Page 1 of 1

Monitor network file location for new files

Posted: Tue May 17, 2016 7:42 am
by alex999
Hi all

We are developing application managing some excel files. Case is that application will produce some excel files and save them in specific location.
We need now to import these files into database with Datastage just after someone save a new file in this specific location. So we need to make Datastage monitor somehow this location all the time and when there is any new file, it should start a job and import the file. Is it possible somehow?
How to configure such type of job?

Thank you for any responses

Posted: Tue May 17, 2016 11:48 am
by rkashyap
(Assuming that the application creating the excel file cannot drop it on the DataStage/Unix box) Mount/share the source directory on DataStage box. Subsequently use a filewatcher to trigger other activities of your job. Filewatcher can be implemented using your scheduling tool or Wait For File Activity stage.

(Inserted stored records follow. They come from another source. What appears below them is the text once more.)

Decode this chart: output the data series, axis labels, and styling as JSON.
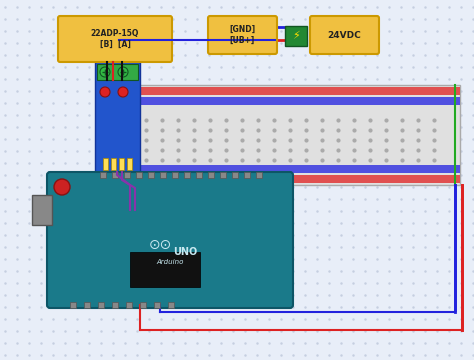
{
  "background_color": "#e8eef8",
  "grid_color": "#c5cfe0",
  "label_22adp": "22ADP-15Q\n[B]  [A]",
  "label_gnd_ub": "[GND]\n[UB+]",
  "label_24vdc": "24VDC",
  "breadboard_stripe_red": "#e05050",
  "breadboard_stripe_blue": "#5050e0",
  "arduino_color": "#1a7a8a",
  "module_color": "#2255cc",
  "module_top_color": "#33aa44",
  "power_block_color": "#f0c040",
  "wire_red": "#dd2222",
  "wire_blue": "#2222dd",
  "wire_black": "#111111",
  "wire_purple": "#8833aa",
  "connector_color": "#228833"
}
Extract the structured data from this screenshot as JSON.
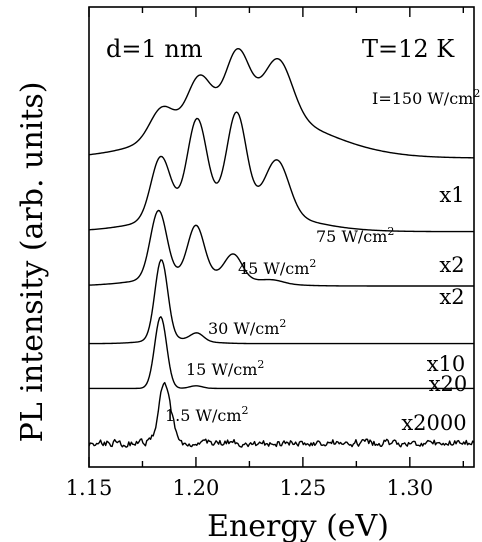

Posted: Tue May 17, 2016 1:55 pm
by alex999
That is a great tip! I haven't use this Wait-For-File activity yet.

Is it possible to configure it to give there path to find ANY new file or it has to be specific file name? In the source directory there will be files like: report_hr_20160501, report_hr_20160601 and one day appear for example report_hr_20160701 and report_hr_20160601_v2, datastage should take only these 2 new reports. Probably we won't know names of these files.

Posted: Tue May 17, 2016 2:27 pm
by rkashyap
Wait For File Activity stage looks for a specific filename and does not support wildcards. See this discussion.

Posted: Tue May 17, 2016 5:33 pm
by chulett
And failing the ability to mount them on your ETL server (can't remember the last place I worked where that was allowed to happen) you'll need to look into a script of some kind to do the remote wildcard file existence check. Or if your version supports it, use an FTP source in a job to do basically an "mget" on files that you schedule to run X times a day.

Next question in my mind - how are you planning on processing the native xls / xlsx files? ODBC? Or will they be exporting them as .csv files for you?

You'll also need to mange the whole "only new files" part yourself, which can be fun. Are you allowed to rename the source files? Move them elsewhere on the source system? Delete them when you are done with them? Failing that post-processing ability, you might need to fall back on keeping a list of filenames you've already seen and only allow "new" names thru. Can be handy if they accidentally push the same file to you more than once and you only want to process it the first time.

Posted: Wed May 18, 2016 12:06 am
by alex999
Application can convert files into *.csv. I think it would be even better for DS.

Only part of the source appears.